Moving Exim/Spamassassin/Cyrus -> Debian config
I’ve been putting off moving my mail system to the new server for a few weeks now since the old system was configured from scratch using the original config files and not the debian style config files. The differences in the Exim config are extreme. Debian splits the one large config file into lots of smaller files. This is great if: you never worked with exim before, you aren’t trying to migrate an existing configuration that is in one large file, and you don’t have all kinds of custom stuff like imap, spamassassin, greylisting mixed in. Yeah, not me. Even though I find the “one large file” a whole lot faster and easier to read, the Debian way has one big advantage: it is way easier for external scripts and packages to drop their custom config into exim. They just add a file to the right directory and thats it.
So I decided to go for it and merge my custom stuff into the Debain config. Greylisting worked out-of-the-box, spamassassin needed some minor tweaks, exim was (more or less) easy. The p.i.t.a. with exim is when you know exactly what is missing and where it would be configured, but because of “smart debian scripts” you have to find some config in an unrelated script and put the value there so it gets put in the right placeholder.
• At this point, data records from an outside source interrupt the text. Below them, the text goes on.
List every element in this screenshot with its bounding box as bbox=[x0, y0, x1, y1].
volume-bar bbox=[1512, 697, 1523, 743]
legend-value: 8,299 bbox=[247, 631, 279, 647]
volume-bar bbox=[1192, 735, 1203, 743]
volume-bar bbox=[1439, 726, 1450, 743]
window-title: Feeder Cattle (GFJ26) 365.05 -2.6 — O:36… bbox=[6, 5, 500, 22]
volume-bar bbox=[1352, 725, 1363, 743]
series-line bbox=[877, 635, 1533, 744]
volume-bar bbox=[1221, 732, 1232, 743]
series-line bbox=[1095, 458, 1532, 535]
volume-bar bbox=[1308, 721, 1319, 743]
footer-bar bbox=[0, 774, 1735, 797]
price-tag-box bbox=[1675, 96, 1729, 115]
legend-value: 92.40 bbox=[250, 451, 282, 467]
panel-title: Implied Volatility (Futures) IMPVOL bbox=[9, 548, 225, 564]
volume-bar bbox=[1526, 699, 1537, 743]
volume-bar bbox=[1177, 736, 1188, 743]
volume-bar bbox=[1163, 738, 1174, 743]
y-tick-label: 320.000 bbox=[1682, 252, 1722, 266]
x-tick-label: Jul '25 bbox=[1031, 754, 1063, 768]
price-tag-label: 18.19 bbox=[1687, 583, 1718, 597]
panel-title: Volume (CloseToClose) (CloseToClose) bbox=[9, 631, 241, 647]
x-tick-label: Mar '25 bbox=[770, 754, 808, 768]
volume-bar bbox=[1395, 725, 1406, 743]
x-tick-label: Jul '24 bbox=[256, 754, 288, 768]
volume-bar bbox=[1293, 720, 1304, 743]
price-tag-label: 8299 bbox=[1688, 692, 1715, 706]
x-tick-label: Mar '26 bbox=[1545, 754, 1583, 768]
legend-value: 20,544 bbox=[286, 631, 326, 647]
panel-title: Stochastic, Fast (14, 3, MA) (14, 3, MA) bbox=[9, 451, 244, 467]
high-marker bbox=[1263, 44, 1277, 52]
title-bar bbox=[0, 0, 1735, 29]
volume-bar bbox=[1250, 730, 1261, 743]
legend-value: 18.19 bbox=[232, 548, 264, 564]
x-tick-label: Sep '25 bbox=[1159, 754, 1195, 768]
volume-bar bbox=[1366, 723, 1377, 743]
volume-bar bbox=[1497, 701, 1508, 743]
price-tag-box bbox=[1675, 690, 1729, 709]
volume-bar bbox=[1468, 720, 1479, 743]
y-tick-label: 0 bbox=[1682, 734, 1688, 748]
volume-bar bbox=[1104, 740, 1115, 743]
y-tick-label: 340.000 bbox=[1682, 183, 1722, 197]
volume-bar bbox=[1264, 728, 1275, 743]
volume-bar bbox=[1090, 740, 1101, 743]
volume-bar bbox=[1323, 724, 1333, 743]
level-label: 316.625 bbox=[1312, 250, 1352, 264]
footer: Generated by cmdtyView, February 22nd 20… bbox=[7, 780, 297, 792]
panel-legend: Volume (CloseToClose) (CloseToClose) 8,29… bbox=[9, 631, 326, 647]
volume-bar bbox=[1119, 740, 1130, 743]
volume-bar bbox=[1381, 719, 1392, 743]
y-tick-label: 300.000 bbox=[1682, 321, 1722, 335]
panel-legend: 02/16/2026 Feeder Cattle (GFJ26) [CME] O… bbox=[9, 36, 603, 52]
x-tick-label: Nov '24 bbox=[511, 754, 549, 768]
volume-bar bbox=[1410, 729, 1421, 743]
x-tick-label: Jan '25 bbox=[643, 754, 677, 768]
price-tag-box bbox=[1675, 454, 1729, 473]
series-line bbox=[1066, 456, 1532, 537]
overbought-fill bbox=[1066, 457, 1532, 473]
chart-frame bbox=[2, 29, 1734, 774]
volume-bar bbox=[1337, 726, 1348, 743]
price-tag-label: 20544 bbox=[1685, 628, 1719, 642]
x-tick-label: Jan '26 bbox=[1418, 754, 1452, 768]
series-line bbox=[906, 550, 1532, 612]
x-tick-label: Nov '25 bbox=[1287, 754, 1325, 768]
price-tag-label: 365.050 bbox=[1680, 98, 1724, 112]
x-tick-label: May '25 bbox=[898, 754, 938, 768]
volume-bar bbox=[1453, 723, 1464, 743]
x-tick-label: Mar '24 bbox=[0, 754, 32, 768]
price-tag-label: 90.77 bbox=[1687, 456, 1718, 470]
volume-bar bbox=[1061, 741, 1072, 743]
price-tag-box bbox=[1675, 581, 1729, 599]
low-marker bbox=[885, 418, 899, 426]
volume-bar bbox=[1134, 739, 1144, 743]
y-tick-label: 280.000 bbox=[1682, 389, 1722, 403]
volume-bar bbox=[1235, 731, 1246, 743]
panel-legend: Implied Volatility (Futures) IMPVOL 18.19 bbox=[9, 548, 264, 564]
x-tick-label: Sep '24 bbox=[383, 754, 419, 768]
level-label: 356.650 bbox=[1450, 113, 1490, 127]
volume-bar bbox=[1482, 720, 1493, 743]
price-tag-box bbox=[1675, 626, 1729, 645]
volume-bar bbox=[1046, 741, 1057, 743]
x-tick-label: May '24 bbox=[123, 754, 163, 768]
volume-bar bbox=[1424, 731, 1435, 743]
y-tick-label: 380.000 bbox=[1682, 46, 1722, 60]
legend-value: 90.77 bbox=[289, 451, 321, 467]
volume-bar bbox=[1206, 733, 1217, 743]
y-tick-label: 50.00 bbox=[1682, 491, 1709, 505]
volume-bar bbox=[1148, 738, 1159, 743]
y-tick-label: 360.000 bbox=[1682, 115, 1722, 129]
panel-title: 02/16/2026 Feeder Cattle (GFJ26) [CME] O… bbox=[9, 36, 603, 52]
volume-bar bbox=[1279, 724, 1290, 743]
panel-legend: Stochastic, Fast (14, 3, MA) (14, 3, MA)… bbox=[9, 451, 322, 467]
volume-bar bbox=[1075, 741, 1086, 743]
Here is a little summary in case I ever do this again and need to see if I forgot something:
– cyrus: copy /var/spool/cyrus/mail/ , /var/lib/cyrus/user/ , use cyradm to add the user.blargh account and /usr/sbin/cyrreconstruct -rf user (don’t forget the sieve filters)
– getmail: nothing special here, just copy config and add cronjob
– spamassassin: alter exim acl to set noscan for auth’d connections and have spamassassin scan everything not “noscan” (because per default local mail isn’t scanned, that includes everything we pick up via getmail)
– exim: check update-exim4.conf.conf for stupid entries, remember to turn on TLS (imap can use the same certificates), since we are using sasl for imap, have smtp auth use the same database (plain_saslauthd_server), turn on TLS by creating a file conf.d/main/00_exim4-config_localmacros with “MAIN_TLS_ENABLE = true” in it
Now that I’m done I found a pretty detailed German website with steps to set up such a system E-Mail-Server mit Debian, Exim und Cyrus. I did the exim router/transports a bit differently to have a bit more control over what goes where when. Still, defiantly worth reading if you are thinking about building such a system.